253 – métaforte

Dimanche 25 septembre

1) Dommage que je ne sois pas abonnée à Netflix. J’aurais vraiment aimé voir ce film. Son réalisateur, que je découvre par cette interview, me parle. Son western m’avait bien plu quand je l’avais vu. En outre j’ai toujours un a priori positif envers les artistes qui créent peu. Il y a quelque chose à la fois de fort et de touchant là-dedans. Une puissance se met en mouvement, une impuissance oblige à y penser à deux fois, une autre puissance pousse à continuer. Ce sont des rythmes de création intéressants, à part. Et pas seulement parce qu’ils semblent indifférents aux cadences de l’industrie culturelle.

Sans

Transition.

2) Un excellent jeu de mots m’est venu hier au volant. Je me serais bien applaudie mais c’était un peu risqué, même sur une route de campagne déserte où trônait, bien seul, un énième arc-en-ciel. Alors faute de mieux, la machine à influx électriques s’est gentiment mise en branle. Activation des essuie-glace. Ah mais d’ailleurs, essuie, c’est quoi, essuie, un excellent, glace, jeu de mots ? Accélération. C’est un révélateur. Puis passage en cinquième. Un bon jeu de mots est une formule alternative à celle attendue, qui vient tendre sans crier gare une seconde face – déformée – à celle qu’on regardait sans plus vraiment la regarder, rendu indifférent par l’habitude.

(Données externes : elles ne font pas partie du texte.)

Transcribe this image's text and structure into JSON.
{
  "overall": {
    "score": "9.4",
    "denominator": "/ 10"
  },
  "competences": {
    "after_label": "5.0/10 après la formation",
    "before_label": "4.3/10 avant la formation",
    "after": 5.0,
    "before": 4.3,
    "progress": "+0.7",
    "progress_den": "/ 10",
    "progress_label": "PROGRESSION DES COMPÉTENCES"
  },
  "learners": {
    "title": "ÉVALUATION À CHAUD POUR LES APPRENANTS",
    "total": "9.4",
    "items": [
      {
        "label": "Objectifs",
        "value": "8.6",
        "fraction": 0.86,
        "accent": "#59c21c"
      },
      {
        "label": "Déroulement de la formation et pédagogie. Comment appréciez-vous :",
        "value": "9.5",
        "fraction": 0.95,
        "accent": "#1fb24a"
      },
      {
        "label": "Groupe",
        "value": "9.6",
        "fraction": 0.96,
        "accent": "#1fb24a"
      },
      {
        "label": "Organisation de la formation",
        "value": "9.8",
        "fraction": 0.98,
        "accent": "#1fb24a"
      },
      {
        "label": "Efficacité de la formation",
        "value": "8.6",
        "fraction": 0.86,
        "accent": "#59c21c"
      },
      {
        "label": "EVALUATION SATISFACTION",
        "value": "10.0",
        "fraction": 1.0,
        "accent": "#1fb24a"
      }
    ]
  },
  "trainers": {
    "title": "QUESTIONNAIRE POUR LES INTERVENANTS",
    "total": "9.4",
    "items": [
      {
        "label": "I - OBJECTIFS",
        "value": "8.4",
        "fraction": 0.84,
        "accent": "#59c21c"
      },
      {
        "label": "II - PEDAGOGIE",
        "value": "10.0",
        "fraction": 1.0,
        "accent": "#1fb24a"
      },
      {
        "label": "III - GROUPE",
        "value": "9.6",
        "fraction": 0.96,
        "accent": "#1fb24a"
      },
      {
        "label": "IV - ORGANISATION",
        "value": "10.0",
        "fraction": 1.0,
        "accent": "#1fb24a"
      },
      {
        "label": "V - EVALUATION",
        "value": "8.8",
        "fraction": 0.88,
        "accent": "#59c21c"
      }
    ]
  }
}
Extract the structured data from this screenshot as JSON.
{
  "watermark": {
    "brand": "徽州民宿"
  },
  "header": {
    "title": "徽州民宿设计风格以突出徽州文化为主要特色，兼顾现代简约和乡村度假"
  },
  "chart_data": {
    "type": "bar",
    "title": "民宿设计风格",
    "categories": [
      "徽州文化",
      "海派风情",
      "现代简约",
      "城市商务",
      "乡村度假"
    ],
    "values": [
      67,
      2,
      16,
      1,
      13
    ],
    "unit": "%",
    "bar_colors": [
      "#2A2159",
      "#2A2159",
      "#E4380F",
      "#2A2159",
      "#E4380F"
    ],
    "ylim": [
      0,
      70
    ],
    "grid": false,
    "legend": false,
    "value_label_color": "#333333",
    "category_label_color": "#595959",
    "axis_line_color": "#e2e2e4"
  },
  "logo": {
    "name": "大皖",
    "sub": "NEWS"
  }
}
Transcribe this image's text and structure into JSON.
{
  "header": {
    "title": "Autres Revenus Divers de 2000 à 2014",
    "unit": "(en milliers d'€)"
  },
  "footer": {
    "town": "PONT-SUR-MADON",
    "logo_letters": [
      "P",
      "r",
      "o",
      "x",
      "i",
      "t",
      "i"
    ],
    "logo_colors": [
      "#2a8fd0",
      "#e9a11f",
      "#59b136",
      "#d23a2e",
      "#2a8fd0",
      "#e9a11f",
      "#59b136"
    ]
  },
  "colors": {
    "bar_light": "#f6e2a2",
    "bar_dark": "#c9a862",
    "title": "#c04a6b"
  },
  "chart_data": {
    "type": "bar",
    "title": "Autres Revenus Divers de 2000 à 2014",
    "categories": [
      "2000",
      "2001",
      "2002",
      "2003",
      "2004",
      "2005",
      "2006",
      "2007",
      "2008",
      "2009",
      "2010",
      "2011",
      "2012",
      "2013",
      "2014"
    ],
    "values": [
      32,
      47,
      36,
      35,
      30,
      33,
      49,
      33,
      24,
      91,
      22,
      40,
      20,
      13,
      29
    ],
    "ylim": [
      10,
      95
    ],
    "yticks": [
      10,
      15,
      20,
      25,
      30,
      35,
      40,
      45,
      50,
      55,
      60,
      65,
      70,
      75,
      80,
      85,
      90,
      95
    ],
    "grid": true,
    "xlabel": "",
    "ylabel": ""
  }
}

C’est très difficile, de faire un (bon) jeu de mots. Car s’il n’est pas capable d’apporter au pot du langage un élément de vérité, un éclairage nouveau et juste sur une situation et que l’on ne percevrait pas sans sa présence, le calembour n’aura de fait aucun intérêt. Il sera immédiatement perçu comme inutile. En trop. Malaisant. Ce sera un bouton de fièvre poussé sur une bouche en coeur.

Mais quand il produit cet effet de distorsion lumineux : soudain le bouton devient une mouche. Et quelle mouche. Quelle giffle.

De ce point de vue, le jeu de mots agit exactement comme la métaphore. Il faudrait tirer encore le fil et voir s’ils ne sont pas en réalité une seule et même chose. L’un jouant sur les sons,

l’autre sur les images.

Puis se demander ce qui fait que le premier verse dans l’humour quand la seconde se tourne vers la poésie. Comment dans la conversation comme dans la lecture, la distribution des rôles s’opère d’un commun accord (celui du locuteur, celui du récepteur). Pourquoi, malgré ces similitudes, les registres et les tons se différencient comme automatiquement. En d’autres termes se demander en quel point précis se séparent les routes.

Et sans aller plus loin dans mes réflexions, mais la tête et les yeux pleins de champs (céréalier et lexical – de la lumière) j’ai fini par m’arrêter prendre une photo. Je me suis dit qu’elle ferait peut-être oublier mon titre calamiteux.

211 – 🌾

Jeudi 26 mai

« On a fait un pas de géant quand on a eu l’idée [il y a 3000 ans] de dessiner un signe qui ressemble à quelque chose de familier et d’utiliser ce signe pour évoquer uniquement le son que cette chose prend à l’oral.

Voici le signe de l’orge : 🌾. Le mot orge en sumérien se prononce shèh. Donc un sumérien qui voyait ce signe et se disait : Tiens, shèh, orge. Mais en même temps, un scribe pouvait utiliser ce signe dans un tout autre type de document juste pour retranscrire le son shèh. Cette idée est assez simple, à la portée d’un enfant. Et pourtant elle aura un impact puissant et durable. Elle est le moment exact où est inventée l’écriture.

Pour donner un exemple, le mot Shèh-ga en sumérien signifie beau, gentil ou quelque chose comme ça. Pour l’écrire, on fait suivre le mot orge du mot lait, qui se dit ga.

Ainsi, le point de départ de l’écriture, c’est le rébus. »

(Irving Finkel, assyriologue au British museum).